Should Baker and other like‐minded philosophers be right, it could be argued that it is not philosophically interesting at all to investigate how activities fare with respect to norms alien to their characteristic aims, because normative research should be practiced as a branch of purely descriptive anthropology that focuses on the norms people actually embrace. According to this line of thought, although no norm has the kind of normative authority that genuine normativity requires, some norms are nevertheless more philosophically interesting than the others in virtue of being something that people take seriously in deliberation, and also in social reality by criticizing those who violate them and applauding those who adhere to them. We can refer to the kind of normativity related to norms people actually take seriously as “formal normativity,” following Jack Woods (2018). Even if we doubted the meaningfulness of the concept of “genuine normativity,” formal normativity could nevertheless still be argued to be an interesting species of normativity. This position could be relevant in the context of evaluating religious practice, since if practitioners of religion are characteristically guided by certain aims, or criticized and applauded on the basis of these aims, it could be argued that these aims determine to a great extent the appropriate norms to employ when evaluating religious practice just in virtue of being taken seriously by the practitioners.

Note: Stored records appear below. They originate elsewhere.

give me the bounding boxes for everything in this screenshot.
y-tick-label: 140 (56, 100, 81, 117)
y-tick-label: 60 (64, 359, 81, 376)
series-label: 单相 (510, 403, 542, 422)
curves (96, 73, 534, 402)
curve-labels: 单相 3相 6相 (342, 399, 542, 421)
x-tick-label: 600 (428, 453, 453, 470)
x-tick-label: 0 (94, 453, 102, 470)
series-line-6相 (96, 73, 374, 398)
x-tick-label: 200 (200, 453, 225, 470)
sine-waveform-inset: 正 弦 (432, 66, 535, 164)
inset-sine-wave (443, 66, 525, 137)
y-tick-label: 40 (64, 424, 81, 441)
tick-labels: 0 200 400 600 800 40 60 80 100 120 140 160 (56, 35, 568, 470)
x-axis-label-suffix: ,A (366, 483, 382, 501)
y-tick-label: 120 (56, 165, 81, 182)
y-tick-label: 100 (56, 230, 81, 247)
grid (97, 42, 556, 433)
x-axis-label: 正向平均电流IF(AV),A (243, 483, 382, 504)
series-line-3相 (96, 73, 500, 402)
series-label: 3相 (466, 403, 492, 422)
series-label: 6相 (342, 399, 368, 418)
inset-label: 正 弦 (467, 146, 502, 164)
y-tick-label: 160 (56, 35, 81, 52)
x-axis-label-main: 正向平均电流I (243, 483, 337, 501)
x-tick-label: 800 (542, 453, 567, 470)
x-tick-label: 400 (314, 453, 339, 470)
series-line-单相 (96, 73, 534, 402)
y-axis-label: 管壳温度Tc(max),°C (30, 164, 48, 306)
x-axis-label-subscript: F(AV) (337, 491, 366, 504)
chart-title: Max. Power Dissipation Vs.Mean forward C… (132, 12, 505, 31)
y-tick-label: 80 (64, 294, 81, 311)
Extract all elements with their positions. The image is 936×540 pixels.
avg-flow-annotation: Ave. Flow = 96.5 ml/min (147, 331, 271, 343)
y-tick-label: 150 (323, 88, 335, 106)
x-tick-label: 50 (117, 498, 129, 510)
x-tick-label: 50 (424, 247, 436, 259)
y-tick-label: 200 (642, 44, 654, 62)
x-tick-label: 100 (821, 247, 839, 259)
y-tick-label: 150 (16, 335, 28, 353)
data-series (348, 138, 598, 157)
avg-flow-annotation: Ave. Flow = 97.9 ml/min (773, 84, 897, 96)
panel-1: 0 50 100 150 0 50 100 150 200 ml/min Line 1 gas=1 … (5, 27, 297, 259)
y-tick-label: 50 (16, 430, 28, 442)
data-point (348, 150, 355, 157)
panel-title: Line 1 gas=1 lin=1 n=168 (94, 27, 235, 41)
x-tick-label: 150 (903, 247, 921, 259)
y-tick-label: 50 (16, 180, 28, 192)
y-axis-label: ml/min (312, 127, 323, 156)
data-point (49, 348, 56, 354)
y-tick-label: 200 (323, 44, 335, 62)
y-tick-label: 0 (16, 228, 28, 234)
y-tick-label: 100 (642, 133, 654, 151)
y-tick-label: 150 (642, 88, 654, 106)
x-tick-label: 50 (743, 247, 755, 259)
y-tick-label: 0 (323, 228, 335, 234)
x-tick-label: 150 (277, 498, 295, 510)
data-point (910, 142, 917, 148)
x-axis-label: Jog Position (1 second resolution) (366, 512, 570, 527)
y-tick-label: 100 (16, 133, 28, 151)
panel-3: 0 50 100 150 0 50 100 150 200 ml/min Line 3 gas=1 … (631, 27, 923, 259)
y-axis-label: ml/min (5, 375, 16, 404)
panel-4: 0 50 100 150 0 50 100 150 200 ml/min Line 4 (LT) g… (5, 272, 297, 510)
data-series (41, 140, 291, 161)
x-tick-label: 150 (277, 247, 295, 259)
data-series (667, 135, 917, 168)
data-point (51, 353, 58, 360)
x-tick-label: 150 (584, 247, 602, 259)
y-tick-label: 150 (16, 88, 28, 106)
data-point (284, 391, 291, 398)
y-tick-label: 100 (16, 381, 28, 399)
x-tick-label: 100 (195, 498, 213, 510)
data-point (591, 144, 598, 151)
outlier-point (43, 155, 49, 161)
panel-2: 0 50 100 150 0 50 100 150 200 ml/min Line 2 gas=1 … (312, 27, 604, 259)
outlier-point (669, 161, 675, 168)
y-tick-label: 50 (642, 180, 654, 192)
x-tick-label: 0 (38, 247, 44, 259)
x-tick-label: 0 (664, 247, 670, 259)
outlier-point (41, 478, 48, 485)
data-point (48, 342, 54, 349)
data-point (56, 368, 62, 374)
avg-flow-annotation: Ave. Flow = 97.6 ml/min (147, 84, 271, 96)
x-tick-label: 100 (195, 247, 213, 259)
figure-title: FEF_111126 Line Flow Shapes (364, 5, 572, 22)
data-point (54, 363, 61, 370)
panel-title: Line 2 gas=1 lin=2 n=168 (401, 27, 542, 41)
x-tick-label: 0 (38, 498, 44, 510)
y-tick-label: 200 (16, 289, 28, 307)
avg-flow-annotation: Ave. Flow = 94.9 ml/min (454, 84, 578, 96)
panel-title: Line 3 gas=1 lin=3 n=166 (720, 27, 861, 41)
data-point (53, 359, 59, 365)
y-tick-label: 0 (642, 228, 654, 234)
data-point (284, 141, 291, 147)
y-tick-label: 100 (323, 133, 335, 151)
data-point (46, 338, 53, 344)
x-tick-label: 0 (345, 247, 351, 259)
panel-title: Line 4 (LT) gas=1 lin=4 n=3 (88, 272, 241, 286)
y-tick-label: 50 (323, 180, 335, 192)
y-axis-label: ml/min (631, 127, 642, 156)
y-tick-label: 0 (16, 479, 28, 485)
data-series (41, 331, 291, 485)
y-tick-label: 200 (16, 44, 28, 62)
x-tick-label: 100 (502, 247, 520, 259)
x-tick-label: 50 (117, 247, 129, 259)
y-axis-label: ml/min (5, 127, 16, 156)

That said, denying the existence of genuine normativity would have consequences many deem highly unintuitive. The norms of morality or the norms of practical reason, for example, would in an important sense be of no more normative significance than any conventional or even made up norm. Because of this, denying the existence of genuine normativity requires one to bite a bullet many judge to be a very bitter one.

Conclusions

In this article, I critically investigated with the help of contemporary metanormative research the nowadays common claim that the aims characteristic of religious practice are normatively significant. This is not unfortunately something that has been done before in any great detail, even though metanormative research specializes in issues such as this. As became clear, whether or not, and in what way exactly, the aims characteristic of religious practice are normatively significant is very much dependent both on controversial issues in metanormative research and on controversial issues concerning the nature of religion, which is why no position should be taken for granted on this issue. Many issues should be further investigated in more detail concerning the normative significance of the aims characteristic of religious practice—for one example, could the natural functions Neo‐Aristotelian theories of normativity (e.g., Foot 2001; Bloomfield 2004) pay attention to be understood as a further kind of potentially normatively significant aims, and does religious practice characteristically have such natural functions? My hope is that this article helps everyone interested in evaluating religious practice to see various complex issues that underlie the space of possibilities available on the question of the normative significance of the aims characteristic of religious practice, and encourages them to pay further attention to contemporary metanormative research in this context.

Acknowledgments

I would like to thank Riina Aapasuo and two anonymous referees for their helpful comments on a manuscript of this article.

Notes

  1. A referee points out that although the notion of “metanormative theory” is commonly used in contemporary philosophy to refer to theories about the conditions of having normative reasons to do something, one can additionally refer by the notion to theories about the exact nature of normative reasons themselves. This is a useful distinction to keep in mind, as various theories of normativity I will examine are indeed theories only in the former sense of the notion, not the latter.